The ‘Brits abroad’ stereotype, once a byword for sunburnt lager louts, has been turned on its head by new research from alpharooms.com.
The poll of more than 10,000 UK adults found that the British holidaymaker is far more of a culture vulture than previously thought, with 84% of holidaymakers looking forward to exploring new sights and four out of ten (43%) choosing to turn to guide books and learn more about the local area, rated over getting a suntan.
One in five (16%) respondents claimed that the opportunity to explore a foreign land is the most influential factor when booking a holiday, beating price and even the lure of the sun. The research suggests that the rise of all-inclusive holidays has not led to a lack of adventure, with 94% of travellers stating that they like to leave the resort. Two in five holidaymakers (36%) spend their holiday seeing as much as possible, and a further 57% split their time between exploring the local area and staying in the resort.

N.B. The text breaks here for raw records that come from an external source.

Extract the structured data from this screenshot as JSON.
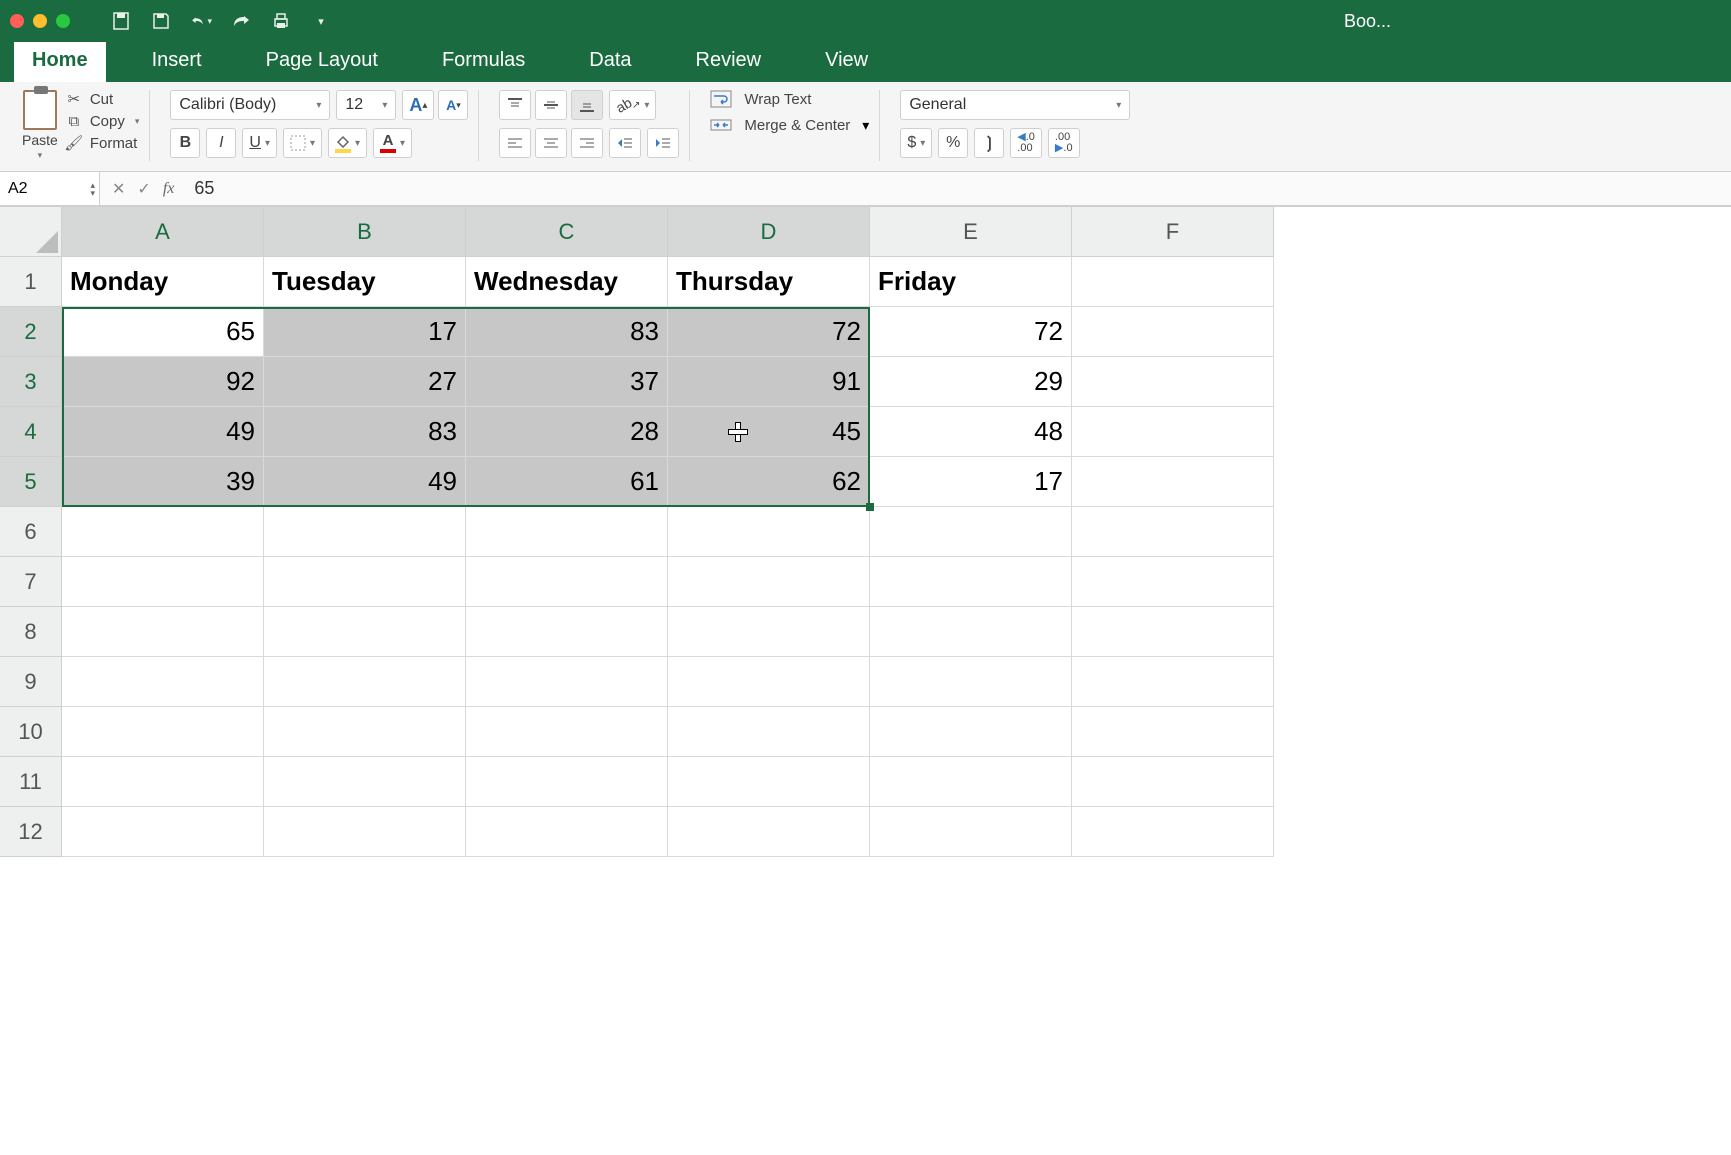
{
  "window": {
    "title": "Boo..."
  },
  "tabs": [
    "Home",
    "Insert",
    "Page Layout",
    "Formulas",
    "Data",
    "Review",
    "View"
  ],
  "active_tab": 0,
  "clipboard": {
    "paste": "Paste",
    "cut": "Cut",
    "copy": "Copy",
    "format": "Format"
  },
  "font": {
    "name": "Calibri (Body)",
    "size": "12"
  },
  "buttons": {
    "bold": "B",
    "italic": "I",
    "underline": "U",
    "wrap_text": "Wrap Text",
    "merge_center": "Merge & Center"
  },
  "number_format": {
    "selected": "General",
    "currency": "$",
    "percent": "%",
    "comma": "❳"
  },
  "namebox": "A2",
  "formula": "65",
  "columns": [
    "A",
    "B",
    "C",
    "D",
    "E",
    "F"
  ],
  "row_numbers": [
    "1",
    "2",
    "3",
    "4",
    "5",
    "6",
    "7",
    "8",
    "9",
    "10",
    "11",
    "12"
  ],
  "selected_cols": [
    "A",
    "B",
    "C",
    "D"
  ],
  "selected_rows": [
    "2",
    "3",
    "4",
    "5"
  ],
  "grid": {
    "r1": {
      "A": "Monday",
      "B": "Tuesday",
      "C": "Wednesday",
      "D": "Thursday",
      "E": "Friday",
      "F": ""
    },
    "r2": {
      "A": "65",
      "B": "17",
      "C": "83",
      "D": "72",
      "E": "72",
      "F": ""
    },
    "r3": {
      "A": "92",
      "B": "27",
      "C": "37",
      "D": "91",
      "E": "29",
      "F": ""
    },
    "r4": {
      "A": "49",
      "B": "83",
      "C": "28",
      "D": "45",
      "E": "48",
      "F": ""
    },
    "r5": {
      "A": "39",
      "B": "49",
      "C": "61",
      "D": "62",
      "E": "17",
      "F": ""
    }
  },
  "selection": {
    "start": "A2",
    "end": "D5",
    "active": "A2"
  },
  "chart_data": {
    "type": "table",
    "columns": [
      "Monday",
      "Tuesday",
      "Wednesday",
      "Thursday",
      "Friday"
    ],
    "rows": [
      [
        65,
        17,
        83,
        72,
        72
      ],
      [
        92,
        27,
        37,
        91,
        29
      ],
      [
        49,
        83,
        28,
        45,
        48
      ],
      [
        39,
        49,
        61,
        62,
        17
      ]
    ]
  }
}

The research also reveals thatBrits are a friendly bunch abroad, with 92% happy to make friends with local people we meet, and a quarter of holiday makers (25%) even going out of their way to make friends with local people. Some 88% of the people polled are happy to have a go at the local lingo, with 31% swotting up on the key phrases before take-off and a further 56% taking the holiday as an opportunity to learn the language.
The poll also found that the over 50s were the most open to new experiences with 86% claiming to embrace the holiday opportunity to discover new places, in comparison with 77% of 18-24 year olds. Men are also keener to check out the local sights, with 38% of men stating that they ‘want to see as much as possible’ in comparison to 35% of women.
The company's managing director, Jamie Shuker, said: “These results will be a breath of fresh air for the much maligned British tourist abroad. It’s time for British tourists to be recognised as the considerate, cultural travellers that we are, as opposed to the ‘Brits abroad’ reputation we seem to have gathered. Our research shows that tourists want to learn about local culture, language and food and are a reflection of the true British holidaymaker."